You already get encryption using TLS with Gmail, but there are times when emails cannot be encrypted because the sender’s mail provider doesn’t support it. To make these easy to identify, Google will display a broken padlock icon alongside the sender’s name.
If your email cannot be authenticated, which means Google is unable to verify its source, it could be part of a phishing scam. These are the scam emails that often fool people, because they can look perfectly genuine — but not anymore.
Gmail will now put a large red question mark in place of the sender’s profile photo, corporate logo, or avatar to warn you that the email may not be safe.

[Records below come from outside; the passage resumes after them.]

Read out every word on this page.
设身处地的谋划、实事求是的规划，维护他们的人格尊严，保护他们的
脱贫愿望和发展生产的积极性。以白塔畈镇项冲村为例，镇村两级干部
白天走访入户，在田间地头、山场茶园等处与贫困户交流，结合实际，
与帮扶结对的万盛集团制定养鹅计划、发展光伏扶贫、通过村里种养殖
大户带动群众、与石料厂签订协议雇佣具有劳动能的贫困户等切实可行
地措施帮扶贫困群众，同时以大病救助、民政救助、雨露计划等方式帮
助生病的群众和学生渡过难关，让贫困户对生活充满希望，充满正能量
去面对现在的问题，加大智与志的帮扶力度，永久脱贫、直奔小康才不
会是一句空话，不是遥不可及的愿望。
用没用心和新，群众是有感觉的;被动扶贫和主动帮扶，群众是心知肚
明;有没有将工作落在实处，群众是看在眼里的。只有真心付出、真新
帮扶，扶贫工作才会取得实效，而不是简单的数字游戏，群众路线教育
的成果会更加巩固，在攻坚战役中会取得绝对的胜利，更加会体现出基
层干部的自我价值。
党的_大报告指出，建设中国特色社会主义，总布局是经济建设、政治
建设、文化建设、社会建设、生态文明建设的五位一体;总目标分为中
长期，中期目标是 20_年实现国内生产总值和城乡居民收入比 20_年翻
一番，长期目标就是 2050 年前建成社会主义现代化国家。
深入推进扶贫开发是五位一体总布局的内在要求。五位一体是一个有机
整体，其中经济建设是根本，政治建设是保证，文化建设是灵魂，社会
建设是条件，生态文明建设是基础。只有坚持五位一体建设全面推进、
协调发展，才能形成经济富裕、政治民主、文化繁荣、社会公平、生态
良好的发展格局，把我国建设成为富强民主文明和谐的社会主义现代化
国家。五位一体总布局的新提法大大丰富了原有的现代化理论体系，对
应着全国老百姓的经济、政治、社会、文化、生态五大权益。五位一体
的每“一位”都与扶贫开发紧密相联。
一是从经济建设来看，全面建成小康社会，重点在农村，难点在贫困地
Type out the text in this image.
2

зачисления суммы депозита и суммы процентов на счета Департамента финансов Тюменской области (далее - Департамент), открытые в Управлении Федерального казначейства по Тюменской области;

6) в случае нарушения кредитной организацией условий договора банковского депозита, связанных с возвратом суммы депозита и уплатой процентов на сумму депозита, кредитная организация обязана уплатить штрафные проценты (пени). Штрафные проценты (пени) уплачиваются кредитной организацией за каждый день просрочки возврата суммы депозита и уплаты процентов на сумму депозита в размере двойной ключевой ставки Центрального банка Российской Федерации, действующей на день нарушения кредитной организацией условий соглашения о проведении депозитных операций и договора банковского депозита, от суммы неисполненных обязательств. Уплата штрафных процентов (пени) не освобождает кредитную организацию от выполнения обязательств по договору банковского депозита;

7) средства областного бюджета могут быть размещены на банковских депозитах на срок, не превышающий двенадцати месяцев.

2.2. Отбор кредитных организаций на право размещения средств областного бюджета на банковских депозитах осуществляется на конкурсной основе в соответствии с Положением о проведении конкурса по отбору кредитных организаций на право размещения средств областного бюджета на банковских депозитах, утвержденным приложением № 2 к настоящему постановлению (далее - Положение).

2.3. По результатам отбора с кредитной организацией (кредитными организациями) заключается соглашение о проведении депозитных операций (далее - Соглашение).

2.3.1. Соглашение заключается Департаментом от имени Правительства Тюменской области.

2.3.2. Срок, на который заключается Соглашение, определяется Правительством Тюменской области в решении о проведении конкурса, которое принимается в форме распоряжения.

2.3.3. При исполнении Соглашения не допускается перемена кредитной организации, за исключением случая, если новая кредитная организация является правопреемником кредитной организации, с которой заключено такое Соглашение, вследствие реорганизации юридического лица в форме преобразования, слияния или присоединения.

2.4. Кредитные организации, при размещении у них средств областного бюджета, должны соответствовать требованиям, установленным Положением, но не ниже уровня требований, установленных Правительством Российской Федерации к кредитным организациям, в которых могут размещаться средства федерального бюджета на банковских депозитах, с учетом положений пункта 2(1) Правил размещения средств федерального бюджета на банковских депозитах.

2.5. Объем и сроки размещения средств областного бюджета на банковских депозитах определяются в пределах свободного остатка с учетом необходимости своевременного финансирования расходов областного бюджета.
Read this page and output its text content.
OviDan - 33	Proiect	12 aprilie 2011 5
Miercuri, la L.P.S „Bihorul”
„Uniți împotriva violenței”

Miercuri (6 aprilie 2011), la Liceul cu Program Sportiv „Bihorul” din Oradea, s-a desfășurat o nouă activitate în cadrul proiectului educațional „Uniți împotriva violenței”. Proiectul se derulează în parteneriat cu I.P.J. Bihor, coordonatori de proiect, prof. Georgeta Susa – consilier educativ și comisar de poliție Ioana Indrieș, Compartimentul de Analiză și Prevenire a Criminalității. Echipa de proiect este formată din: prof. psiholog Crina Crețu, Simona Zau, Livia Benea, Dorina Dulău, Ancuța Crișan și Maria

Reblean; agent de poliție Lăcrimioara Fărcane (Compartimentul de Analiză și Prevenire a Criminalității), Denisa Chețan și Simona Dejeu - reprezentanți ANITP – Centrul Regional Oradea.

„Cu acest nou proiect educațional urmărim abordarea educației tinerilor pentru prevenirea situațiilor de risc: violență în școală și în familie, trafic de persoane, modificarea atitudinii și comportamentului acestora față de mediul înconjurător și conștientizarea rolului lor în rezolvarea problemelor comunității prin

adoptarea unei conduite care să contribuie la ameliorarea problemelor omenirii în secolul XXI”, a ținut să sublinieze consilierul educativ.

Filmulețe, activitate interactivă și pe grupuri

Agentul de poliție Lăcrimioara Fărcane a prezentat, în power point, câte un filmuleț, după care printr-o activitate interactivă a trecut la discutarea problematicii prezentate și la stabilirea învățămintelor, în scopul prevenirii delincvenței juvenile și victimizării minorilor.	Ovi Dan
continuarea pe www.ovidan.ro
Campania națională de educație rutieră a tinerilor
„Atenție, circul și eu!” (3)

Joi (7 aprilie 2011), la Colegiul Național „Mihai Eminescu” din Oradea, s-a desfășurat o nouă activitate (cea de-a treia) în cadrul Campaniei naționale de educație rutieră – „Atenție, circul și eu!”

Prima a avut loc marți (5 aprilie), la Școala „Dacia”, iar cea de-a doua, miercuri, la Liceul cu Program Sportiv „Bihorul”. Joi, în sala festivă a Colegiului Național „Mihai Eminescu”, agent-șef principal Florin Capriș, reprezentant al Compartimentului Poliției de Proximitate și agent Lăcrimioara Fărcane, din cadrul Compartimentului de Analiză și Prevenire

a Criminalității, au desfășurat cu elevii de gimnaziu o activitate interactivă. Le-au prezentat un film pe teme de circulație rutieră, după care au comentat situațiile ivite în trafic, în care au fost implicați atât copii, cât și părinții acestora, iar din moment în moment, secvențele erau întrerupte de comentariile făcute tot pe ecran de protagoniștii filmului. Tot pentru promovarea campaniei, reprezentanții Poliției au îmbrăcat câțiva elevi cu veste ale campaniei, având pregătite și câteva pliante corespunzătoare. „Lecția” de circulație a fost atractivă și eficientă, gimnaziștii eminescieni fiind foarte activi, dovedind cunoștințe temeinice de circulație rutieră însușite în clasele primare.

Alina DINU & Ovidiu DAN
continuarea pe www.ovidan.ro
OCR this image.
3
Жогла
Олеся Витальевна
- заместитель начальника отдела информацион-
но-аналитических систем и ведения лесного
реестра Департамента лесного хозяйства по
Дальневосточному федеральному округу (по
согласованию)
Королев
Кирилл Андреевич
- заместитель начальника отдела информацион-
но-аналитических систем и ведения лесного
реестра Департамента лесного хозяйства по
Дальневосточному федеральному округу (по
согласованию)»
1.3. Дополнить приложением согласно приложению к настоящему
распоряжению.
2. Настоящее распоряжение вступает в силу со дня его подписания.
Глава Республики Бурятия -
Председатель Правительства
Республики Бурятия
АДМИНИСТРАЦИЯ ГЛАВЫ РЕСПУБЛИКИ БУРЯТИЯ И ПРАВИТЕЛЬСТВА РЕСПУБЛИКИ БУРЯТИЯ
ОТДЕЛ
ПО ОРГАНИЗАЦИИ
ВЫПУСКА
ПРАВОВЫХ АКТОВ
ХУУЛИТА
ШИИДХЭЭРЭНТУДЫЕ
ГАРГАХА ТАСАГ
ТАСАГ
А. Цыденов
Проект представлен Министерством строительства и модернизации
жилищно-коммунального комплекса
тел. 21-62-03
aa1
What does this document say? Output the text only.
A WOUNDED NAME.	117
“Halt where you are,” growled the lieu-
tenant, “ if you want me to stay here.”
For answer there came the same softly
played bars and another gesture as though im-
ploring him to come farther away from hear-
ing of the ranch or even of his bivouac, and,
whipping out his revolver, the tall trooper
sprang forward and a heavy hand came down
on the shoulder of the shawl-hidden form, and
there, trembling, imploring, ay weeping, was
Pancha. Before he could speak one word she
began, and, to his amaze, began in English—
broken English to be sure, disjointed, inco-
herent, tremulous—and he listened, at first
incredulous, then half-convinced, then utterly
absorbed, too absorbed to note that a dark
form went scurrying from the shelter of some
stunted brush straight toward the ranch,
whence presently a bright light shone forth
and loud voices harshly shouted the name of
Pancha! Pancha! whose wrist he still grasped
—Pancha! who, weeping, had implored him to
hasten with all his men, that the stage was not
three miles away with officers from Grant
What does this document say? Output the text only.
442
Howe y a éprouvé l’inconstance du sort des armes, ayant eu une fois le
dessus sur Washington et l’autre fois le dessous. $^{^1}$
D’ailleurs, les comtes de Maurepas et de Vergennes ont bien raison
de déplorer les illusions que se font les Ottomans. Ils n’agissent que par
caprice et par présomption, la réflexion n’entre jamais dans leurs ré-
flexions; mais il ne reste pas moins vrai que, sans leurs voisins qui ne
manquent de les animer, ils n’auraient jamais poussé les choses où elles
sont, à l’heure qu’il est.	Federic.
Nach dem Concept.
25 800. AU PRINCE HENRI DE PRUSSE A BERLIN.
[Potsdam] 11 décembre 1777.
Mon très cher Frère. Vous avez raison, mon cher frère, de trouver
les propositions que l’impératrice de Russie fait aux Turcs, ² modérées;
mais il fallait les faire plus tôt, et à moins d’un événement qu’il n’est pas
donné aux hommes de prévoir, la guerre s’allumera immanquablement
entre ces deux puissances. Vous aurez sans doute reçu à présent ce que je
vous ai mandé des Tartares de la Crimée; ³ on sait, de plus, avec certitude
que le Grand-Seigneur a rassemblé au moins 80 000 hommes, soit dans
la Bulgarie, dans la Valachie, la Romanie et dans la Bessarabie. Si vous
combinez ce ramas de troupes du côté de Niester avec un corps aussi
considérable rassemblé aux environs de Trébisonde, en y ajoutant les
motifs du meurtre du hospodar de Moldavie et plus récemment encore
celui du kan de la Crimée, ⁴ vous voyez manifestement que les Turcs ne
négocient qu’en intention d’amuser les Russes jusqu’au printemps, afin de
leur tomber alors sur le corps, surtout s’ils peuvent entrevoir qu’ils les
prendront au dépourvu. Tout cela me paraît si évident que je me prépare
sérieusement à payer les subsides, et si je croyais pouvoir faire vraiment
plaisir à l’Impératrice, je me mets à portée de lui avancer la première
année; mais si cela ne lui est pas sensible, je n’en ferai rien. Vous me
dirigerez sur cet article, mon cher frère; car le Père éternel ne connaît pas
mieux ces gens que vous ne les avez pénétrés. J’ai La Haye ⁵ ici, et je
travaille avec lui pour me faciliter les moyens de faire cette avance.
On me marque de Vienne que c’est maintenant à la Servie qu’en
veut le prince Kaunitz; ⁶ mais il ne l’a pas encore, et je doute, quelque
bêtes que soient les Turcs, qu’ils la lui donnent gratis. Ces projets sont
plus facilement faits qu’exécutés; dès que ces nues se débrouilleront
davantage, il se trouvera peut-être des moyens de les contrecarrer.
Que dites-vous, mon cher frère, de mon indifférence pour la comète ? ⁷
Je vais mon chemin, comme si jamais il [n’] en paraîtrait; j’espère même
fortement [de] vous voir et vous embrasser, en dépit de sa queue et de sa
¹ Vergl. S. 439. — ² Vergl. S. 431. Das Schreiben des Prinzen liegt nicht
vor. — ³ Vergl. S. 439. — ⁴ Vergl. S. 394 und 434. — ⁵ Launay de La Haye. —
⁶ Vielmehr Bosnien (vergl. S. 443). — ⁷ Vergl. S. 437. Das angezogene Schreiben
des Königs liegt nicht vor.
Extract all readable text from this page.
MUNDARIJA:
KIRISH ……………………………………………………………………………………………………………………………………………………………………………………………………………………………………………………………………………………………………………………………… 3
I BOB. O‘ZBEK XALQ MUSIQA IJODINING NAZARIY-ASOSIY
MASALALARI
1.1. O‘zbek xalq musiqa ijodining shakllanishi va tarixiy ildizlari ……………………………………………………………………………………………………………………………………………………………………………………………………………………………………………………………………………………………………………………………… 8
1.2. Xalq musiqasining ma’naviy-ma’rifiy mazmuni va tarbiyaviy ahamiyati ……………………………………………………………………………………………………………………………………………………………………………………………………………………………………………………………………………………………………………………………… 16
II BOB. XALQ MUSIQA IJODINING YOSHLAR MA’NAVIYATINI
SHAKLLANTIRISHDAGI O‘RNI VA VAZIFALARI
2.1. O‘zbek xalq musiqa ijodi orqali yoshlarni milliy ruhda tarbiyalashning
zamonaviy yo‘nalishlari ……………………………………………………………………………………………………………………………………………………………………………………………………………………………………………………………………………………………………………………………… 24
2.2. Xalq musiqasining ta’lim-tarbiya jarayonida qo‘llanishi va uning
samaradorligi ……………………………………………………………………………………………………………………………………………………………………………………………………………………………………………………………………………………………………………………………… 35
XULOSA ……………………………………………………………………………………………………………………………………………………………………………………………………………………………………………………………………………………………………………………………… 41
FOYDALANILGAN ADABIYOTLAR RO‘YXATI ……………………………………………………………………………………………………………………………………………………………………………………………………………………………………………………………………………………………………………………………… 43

There is a possibility it won’t be dangerous, Google says, but it recommends you “be extra careful.”
You shouldn’t click links in unauthenticated emails — especially if they ask you to login or submit other information — and you should think twice about replying to them.
It’s unclear if these changes will be available inside the Gmail app for Android and iOS later, but you should see them on the web sometime this week.
Google is also celebrating Safer Internet Day by giving away 2GB of Drive storage for a simple security checkup. It takes less than a minute to claim, and it’s free for life — with no expiration date. Go get yours now!